FITOPLÂNCTON TEM PAPEL GIGANTE NA VIDA MARINHA
O Prochlorococcus habita 75% das águas superficiais iluminadas pelo sol e é responsável por cerca de 20% do oxigênio produzido no planeta. Mais que isso: transforma luz solar e dióxido de carbono em alimento na base do ecossistema marinho.
“Nos mares tropicais, quase metade da produção de alimento vem dele”, diz Ribalet. “Centenas de espécies dependem diretamente desse microrganismo.”
Metade da fotossíntese do planeta acontece no oceano.
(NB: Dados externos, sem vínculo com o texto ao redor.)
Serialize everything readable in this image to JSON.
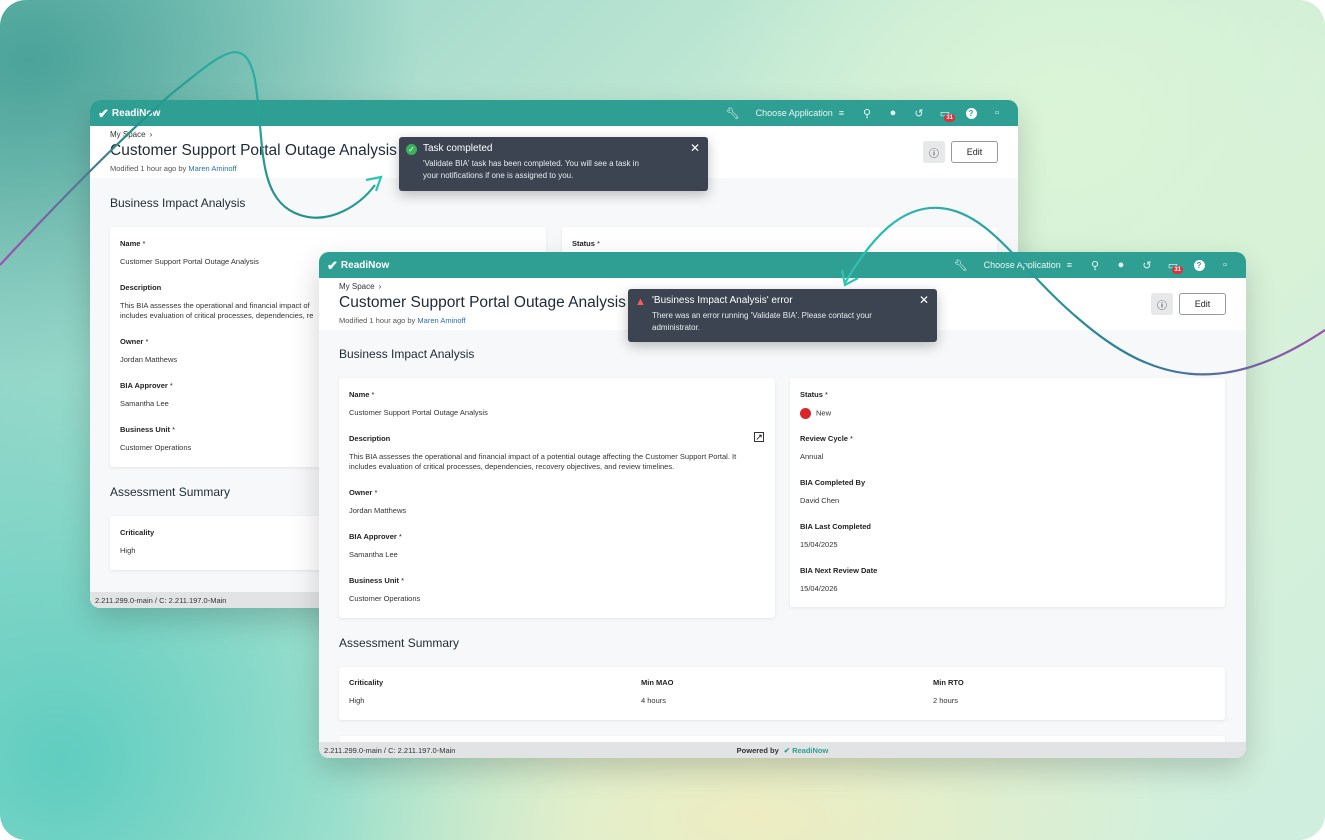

Outros tipos de fitoplâncton podem até assumir parte desse papel, mas Ribalet alerta que não são substitutos perfeitos. “A evolução criou uma interação muito específica”, explica. “Alterar esse equilíbrio vai afetar um sistema único, que levou milhões de anos para se formar.”
Essas conclusões colocam em xeque décadas de previsões de que o Prochlorococcus se beneficiaria do aquecimento do oceano – hipóteses baseadas em dados limitados de laboratório. Neste novo estudo, os pesquisadores analisaram amostras coletadas ao longo de uma década em expedições pelo Pacífico.
“AS CONSEQUÊNCIAS SERÃO ENORMES”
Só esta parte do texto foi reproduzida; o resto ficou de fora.